Mas foram as galinhas e galos ‘de granja’, sem uma única pena escura, que se multiplicaram. Para liderar as exportações do Brasil, o Paraná produz cerca de 1,5 bilhão de frangos ao ano – sete por habitante do país. Os frangos brancos de raças industriais são considerados incríveis por converterem 1,8 quilo de ração em um quilo de carne, o melhor índice de produção do mercado. Tiraram outras galinhas do puleiro, mas não eliminaram a diversidade do terreiro.
Terreiro sertanejo
Há 170 raças de galinhas listadas em bancos de dados sobre a espécie. Conheça variedades bastante comuns no interior do país.
Pescoço pelado
Galo ou galinha do pescoço pelado é raça caipira trazida da Europa (Alemanha, Portugal, Hungria, França). O pescoço da ave não tem pena desde a ninhada.

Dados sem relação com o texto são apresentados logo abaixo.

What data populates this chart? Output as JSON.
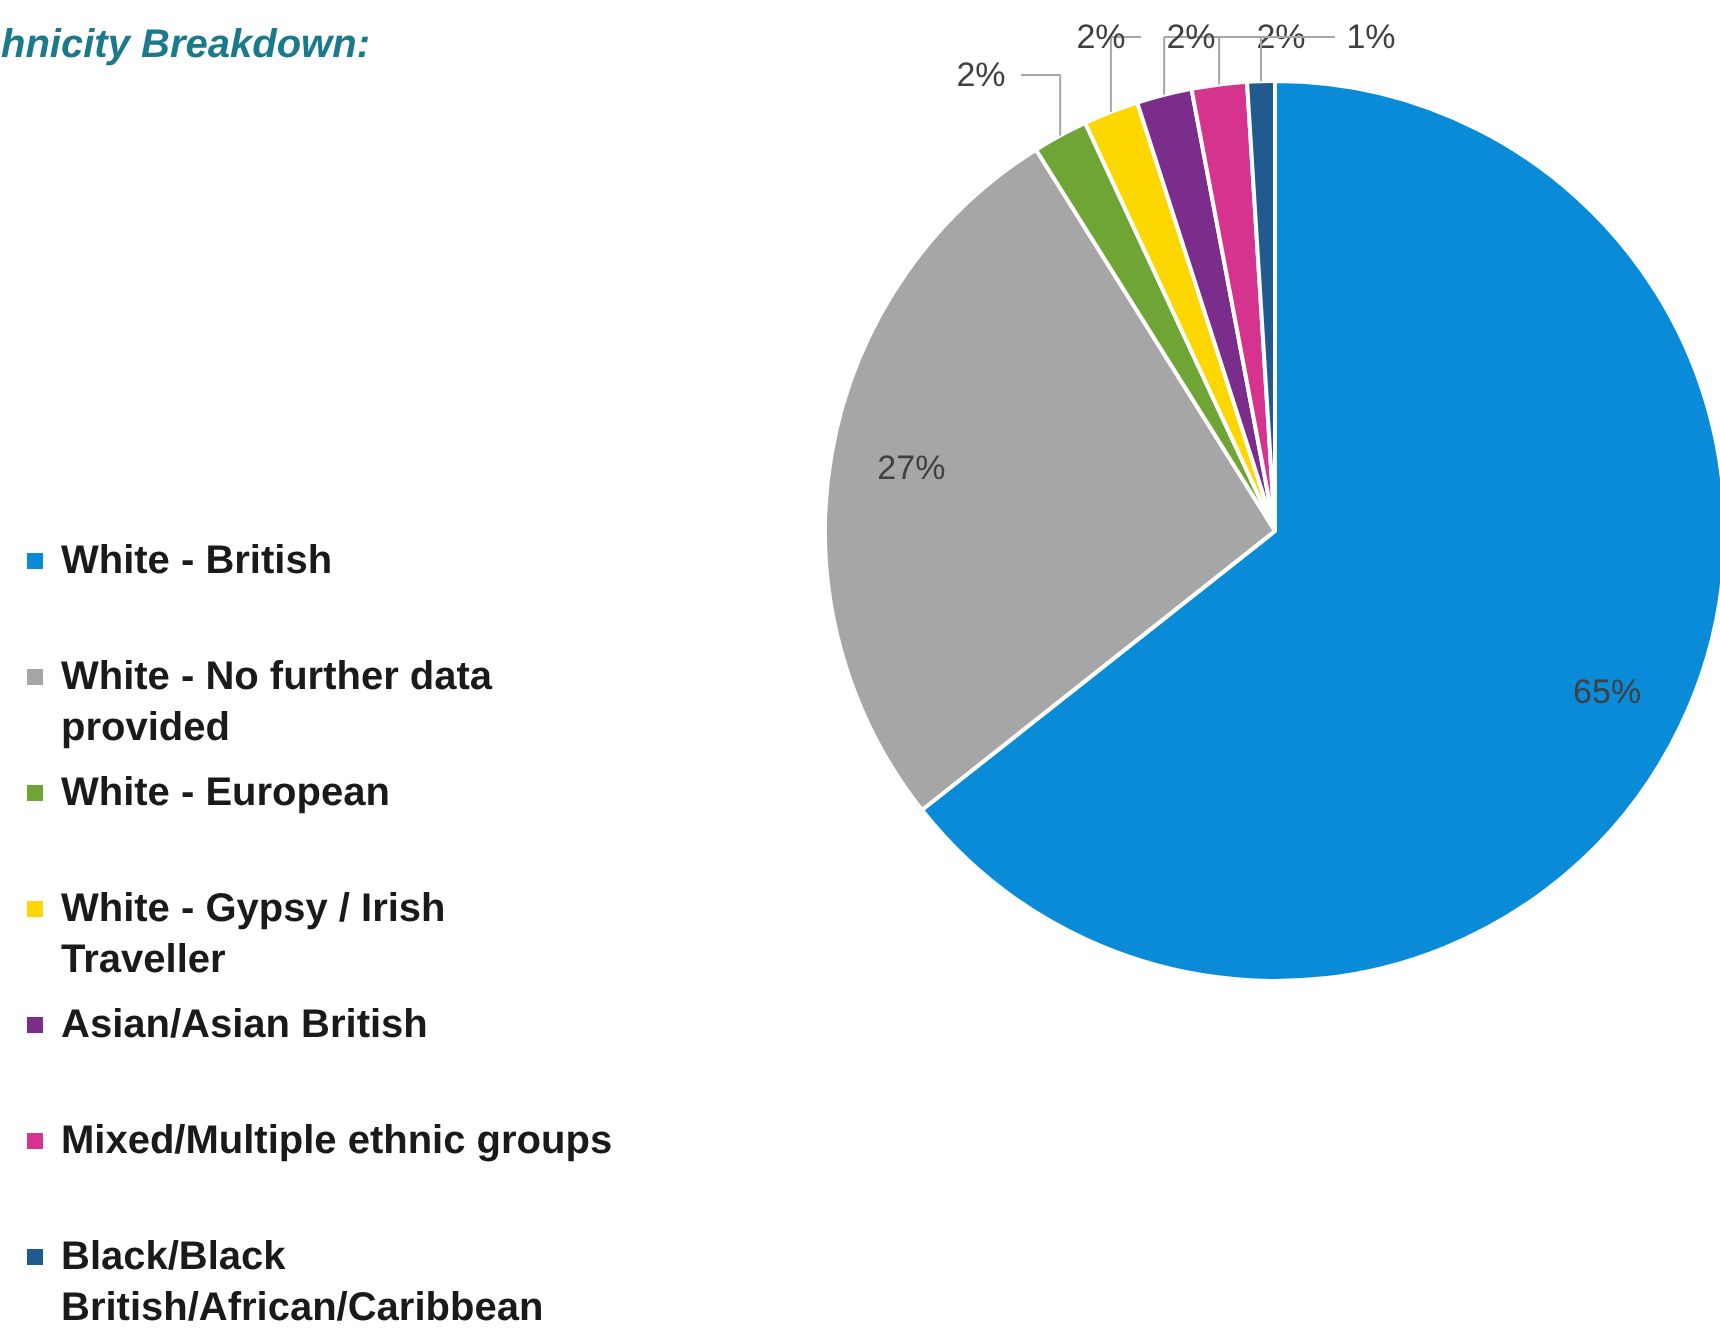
{
  "chart_data": {
    "type": "pie",
    "title": "hnicity Breakdown:",
    "categories": [
      "White - British",
      "White - No further data provided",
      "White - European",
      "White - Gypsy / Irish Traveller",
      "Asian/Asian British",
      "Mixed/Multiple ethnic groups",
      "Black/Black British/African/Caribbean"
    ],
    "values": [
      65,
      27,
      2,
      2,
      2,
      2,
      1
    ],
    "value_labels": [
      "65%",
      "27%",
      "2%",
      "2%",
      "2%",
      "2%",
      "1%"
    ],
    "colors": [
      "#0a8bd8",
      "#a6a6a6",
      "#6ea534",
      "#ffd700",
      "#7b2d8b",
      "#d6338f",
      "#1f5b8e"
    ],
    "legend": "left"
  }
}
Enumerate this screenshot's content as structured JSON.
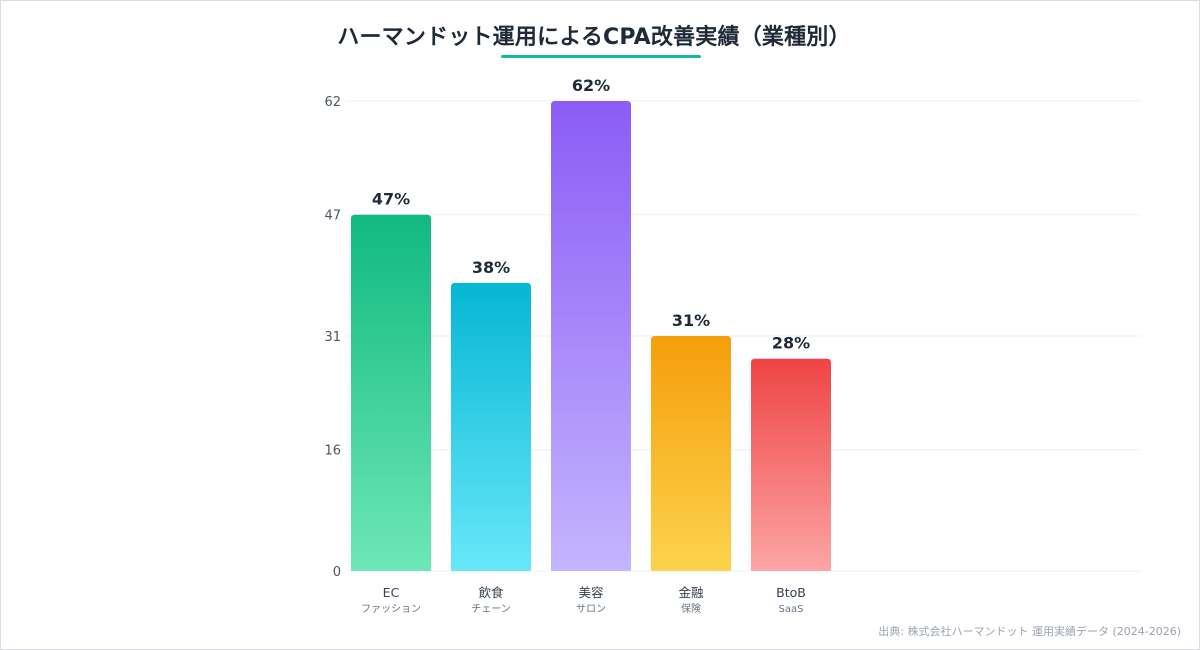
{
  "chart_data": {
    "type": "bar",
    "title": "ハーマンドット運用によるCPA改善実績（業種別）",
    "categories": [
      "EC",
      "飲食",
      "美容",
      "金融",
      "BtoB"
    ],
    "category_sublabels": [
      "ファッション",
      "チェーン",
      "サロン",
      "保険",
      "SaaS"
    ],
    "values": [
      47,
      38,
      62,
      31,
      28
    ],
    "value_labels": [
      "47%",
      "38%",
      "62%",
      "31%",
      "28%"
    ],
    "yticks": [
      "0",
      "16",
      "31",
      "47",
      "62"
    ],
    "ylim": [
      0,
      62
    ],
    "xlabel": "",
    "ylabel": "",
    "grid": true,
    "legend": "none",
    "colors": [
      {
        "top": "#10b981",
        "bottom": "#6ee7b7"
      },
      {
        "top": "#06b6d4",
        "bottom": "#67e8f9"
      },
      {
        "top": "#8b5cf6",
        "bottom": "#c4b5fd"
      },
      {
        "top": "#f59e0b",
        "bottom": "#fcd34d"
      },
      {
        "top": "#ef4444",
        "bottom": "#fca5a5"
      }
    ],
    "accent_color": "#14b8a6"
  },
  "footer": {
    "source": "出典: 株式会社ハーマンドット 運用実績データ (2024-2026)"
  }
}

Quem compra carne de frango caipira no supermercado já deve ter saboreado essa espécie, que é criada em escala por ter boa massa de carne. Uma ave de 4 a 5 meses passa de 3 quilos com facilidade. A variedade originada na França foi desenvolvida mais recentemente, há cerca de três décadas, e é chamada de Label Rouge (foto).
Garnisé
Esse nome na verdade refere-se a diversas raças nanicas, menores que a galinha doméstica comum. O garnisé que vive no interior do Brasil teria sido trazido da Grã-Bretanha (da ilha de Guernsey, que fica no Canal da Mancha). É como um pássaro que vive no chão – pesa menos de meio quilo na idade adulta e serve mais para enfeitar o sítio do que para produção de carne. Como representa diversas raças, também tem muitos nomes: galinha-do-reino, galinha-da-costa ou galisé.
Carijó
Só menos famoso que a Galinha Pintadinha entre as crianças, o galo carijó é um sertanejo que pertence a uma das raças da classe americana – sim, há grupos para as raças portuguesas, americanas, asiáticas, inglesas, mediterrâneas e continentais. O nome da raça de pena rajada (que também pode nascer totalmente branca) é Plymouth Rock. A variedade ganha espaço no terreiro porque é boa tanto para carne quanto para ovos.
Bombacha
Galos e galinhas que têm as pernas cobertas de penas – como se estivessem de calças compridas – pertencem às raças Brahma e Cochinchina – que integram a classe asiática e partem de países como a China. Têm passaporte carimbado para o Rio Grande do Sul, onde são chamados de “galo de bombacha”, traje típico gaúcho. No site do governo do estado, há inclusive uma nota dizendo que o galo de bombacha “é atração” entre as aves fêmeas expostas na feira agropecuária Expointer, onde chega a custar R$ 150. O galo de bombacha chega a 5 quilos.
Índio gigante
No meio do terreiro, têm surgido galos e galinhas bem mais altos, com até um mêtro. Tamanha envergadura só pode ser do Índio Gigante, uma raça importada que figura também entre as aves ornamentais. Importa-se reprodutores, que se multiplicam e acabam se misturando no meio de outras raças. As galinhas mistas na verdade são maioria na criação doméstica, menos preocupada com a conversão de ração em carne.
Galinhas raras
As galinhas têm perto de 170 raças, muitas delas ornamentais, que não estão livres de ameaças. Apreciadores, que muitas vezes lotam gaiolas e quintais simplesmente por gostar desse tipo de ave, ajudam a preservar as mais escassas. Mas mesmo entre as raças portuguesas: Palheirinha, Rosa, Amarela, Branca, Pedrês e Preta Lusitânica, as quatro últimas são classificadas como raras. Haveria menos de 2 mil fêmeas de linha pura dessas quatro famílias no planeta.